At Tlokweng Brigade, it was noted that the kitchen staff were working under difficult conditions as the kitchen facilities and equipment, such as the cold room, tilting pot, food warmers and solar power for hot water were dysfunctional. The kitchen roof was leaking and men’s restrooms was not working. All these need to be brought to a reasonable and functional state of repair.
The kitchen staff should use a purpose-designed Rations Ledger for the recording of receipts and issues of foodstuffs to reflect the usage of those items. As far back as 2014 the Department of Buildings and Engineering Services had found that the house occupied by the bursar was uninhabitable on account of structural defects, the report said.
A site visit during the audit had established that the house was indeed unfit for occupation as there were cracks on the walls, power switches were not working and the roof was leaking.

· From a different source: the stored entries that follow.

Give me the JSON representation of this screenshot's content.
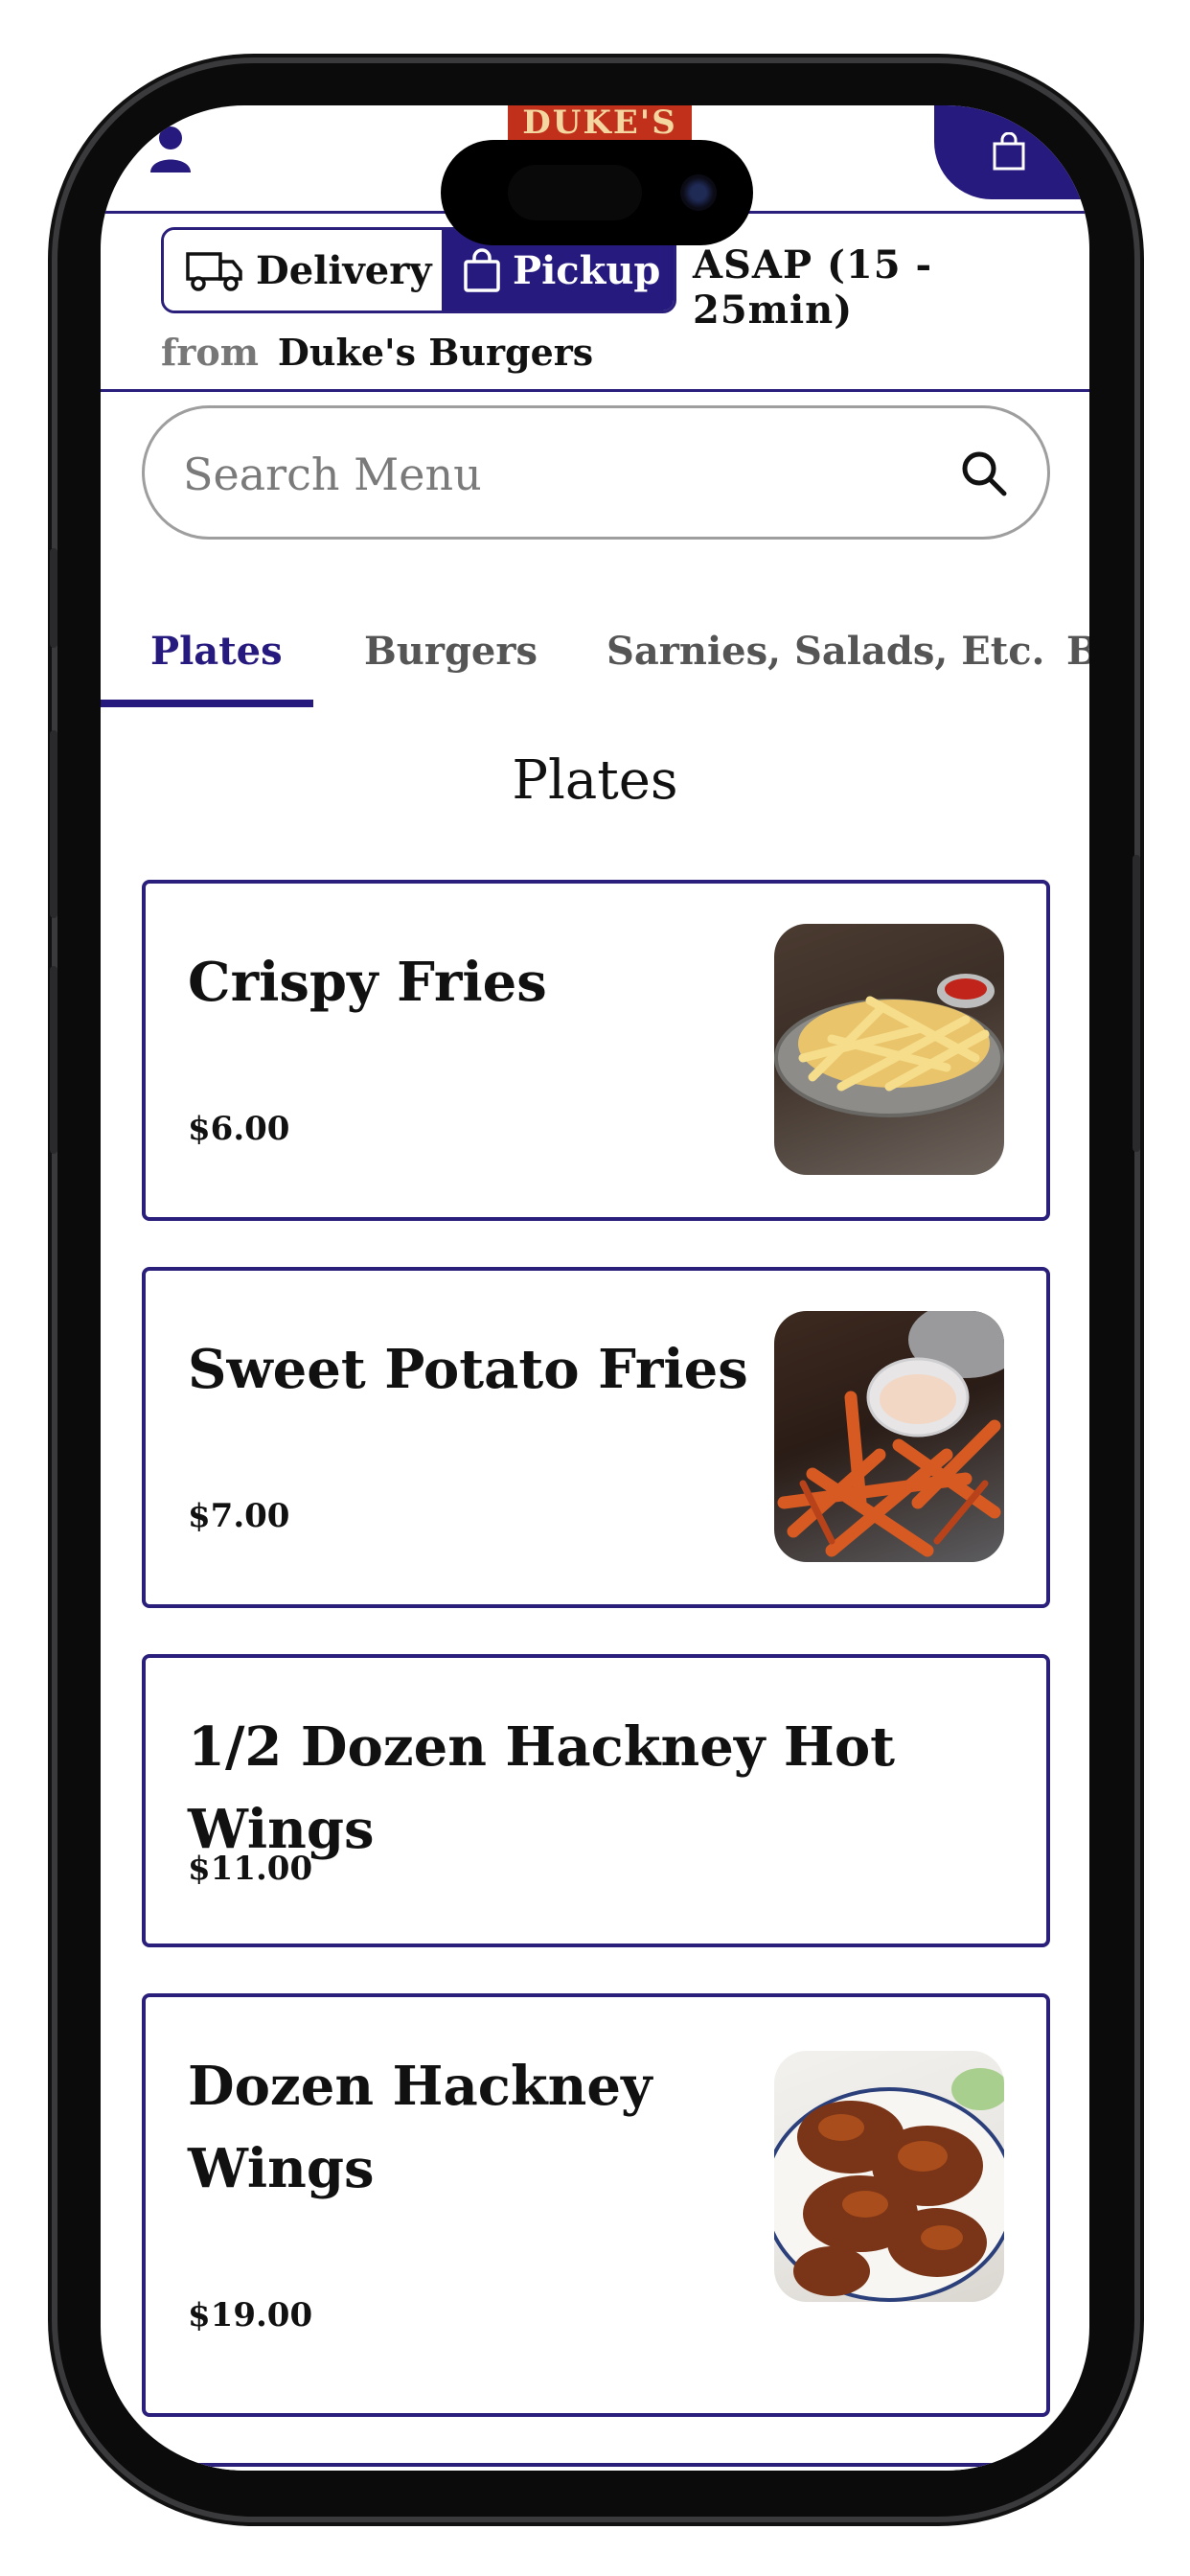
{
  "header": {
    "logo_text": "DUKE'S",
    "cart_label": ""
  },
  "order_mode": {
    "delivery_label": "Delivery",
    "pickup_label": "Pickup",
    "selected": "Pickup",
    "eta": "ASAP (15 - 25min)",
    "from_label": "from",
    "store_name": "Duke's Burgers"
  },
  "search": {
    "placeholder": "Search Menu",
    "value": ""
  },
  "tabs": [
    {
      "label": "Plates",
      "active": true
    },
    {
      "label": "Burgers",
      "active": false
    },
    {
      "label": "Sarnies, Salads, Etc.",
      "active": false
    },
    {
      "label": "B",
      "active": false
    }
  ],
  "section": {
    "title": "Plates"
  },
  "items": [
    {
      "name": "Crispy Fries",
      "price": "$6.00",
      "image": "crispy-fries-photo"
    },
    {
      "name": "Sweet Potato Fries",
      "price": "$7.00",
      "image": "sweet-potato-fries-photo"
    },
    {
      "name": "1/2 Dozen Hackney Hot Wings",
      "price": "$11.00",
      "image": ""
    },
    {
      "name_line1": "Dozen Hackney",
      "name_line2": "Wings",
      "price": "$19.00",
      "image": "hot-wings-photo"
    }
  ],
  "colors": {
    "brand": "#271a7e",
    "logo_red": "#c0301a",
    "border_gray": "#9e9e9e"
  }
}
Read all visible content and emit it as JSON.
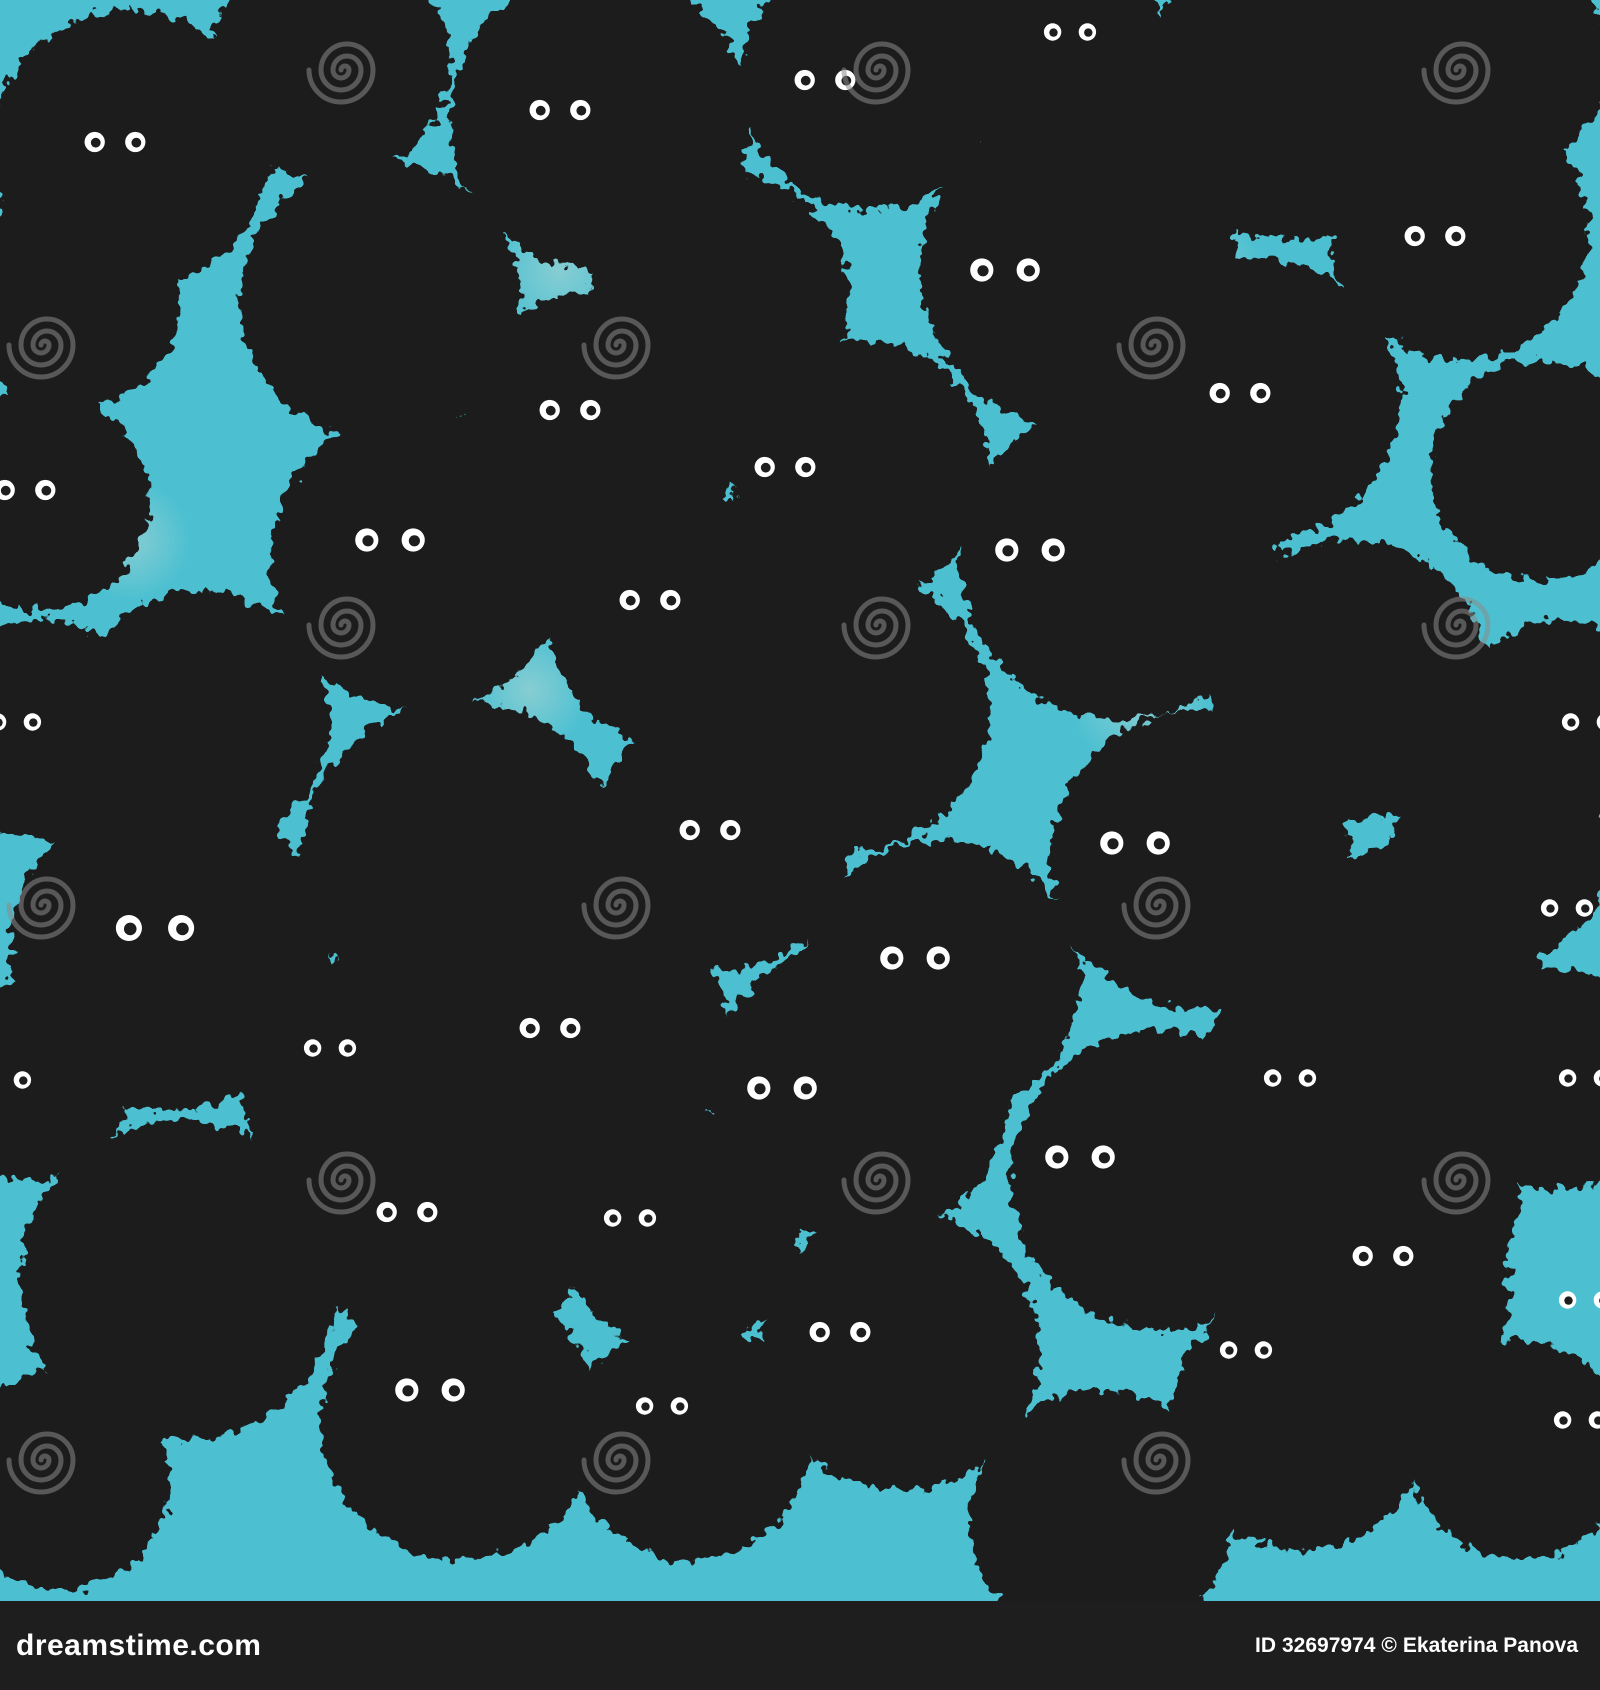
{
  "colors": {
    "background": "#4cc0d1",
    "background_pale": "#8ecfd3",
    "creature": "#1f1e1f",
    "eye_white": "#ffffff",
    "watermark": "#8a8a8a",
    "footer_background": "#1f1e1f",
    "footer_text": "#ffffff"
  },
  "pattern": {
    "description_tag": "seamless fuzzy black creatures with eyes on turquoise",
    "watermark_icon": "spiral-logo-icon",
    "watermark_text": "dreamstime"
  },
  "footer": {
    "site": "dreamstime.com",
    "id_label": "ID",
    "id_value": "32697974",
    "copyright": "©",
    "author": "Ekaterina Panova"
  }
}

On a sadder note, there were a number of finished items of clothing, such as dresses, shirts, and jackets from students’ practical exercises from the Fashion Design Textiles Workshop.
Auditor General shared her take on this, saying: “I have not been able to ascertain the policy on the disposal of products from these practicals. A trace of 103 green acid-proof overalls which had been purchased in August 2018 had indicated that there was no record of these items having been recorded or issued, nor were they available in stock. I was not able to obtain any explanation for this situation.”
Kgatleng brigade was also audited and inspected by Auditor General who observed that the brigade has 26 institutional houses at Bokaa, both old campus and new campus. Some of these houses are very old and dilapidated, with two declared uninhabitable. The condition of the houses is a clear indication of lack of care and maintenance of these properties.
At the time of the audit, there was no contractor engaged for the provision of security guard services at the new campus, after expiry of the previous one in July 2019. It is hoped that steps would be taken to safeguard the security of the premises and government properties against any acts of hooliganism.
In August 2019, there was a break-in at the electrical and at the plumbing maintenance workshops and a number of high value items, such as drilling machines, bolt cutters, spanners and cables, were stolen. The break-in and theft were reported to the police.
“However, at the time of writing this report I was not aware of the outcome of the police investigation, nor of any loss report submitted in terms of the Supplies Regulations and Procedures,” Letebele said.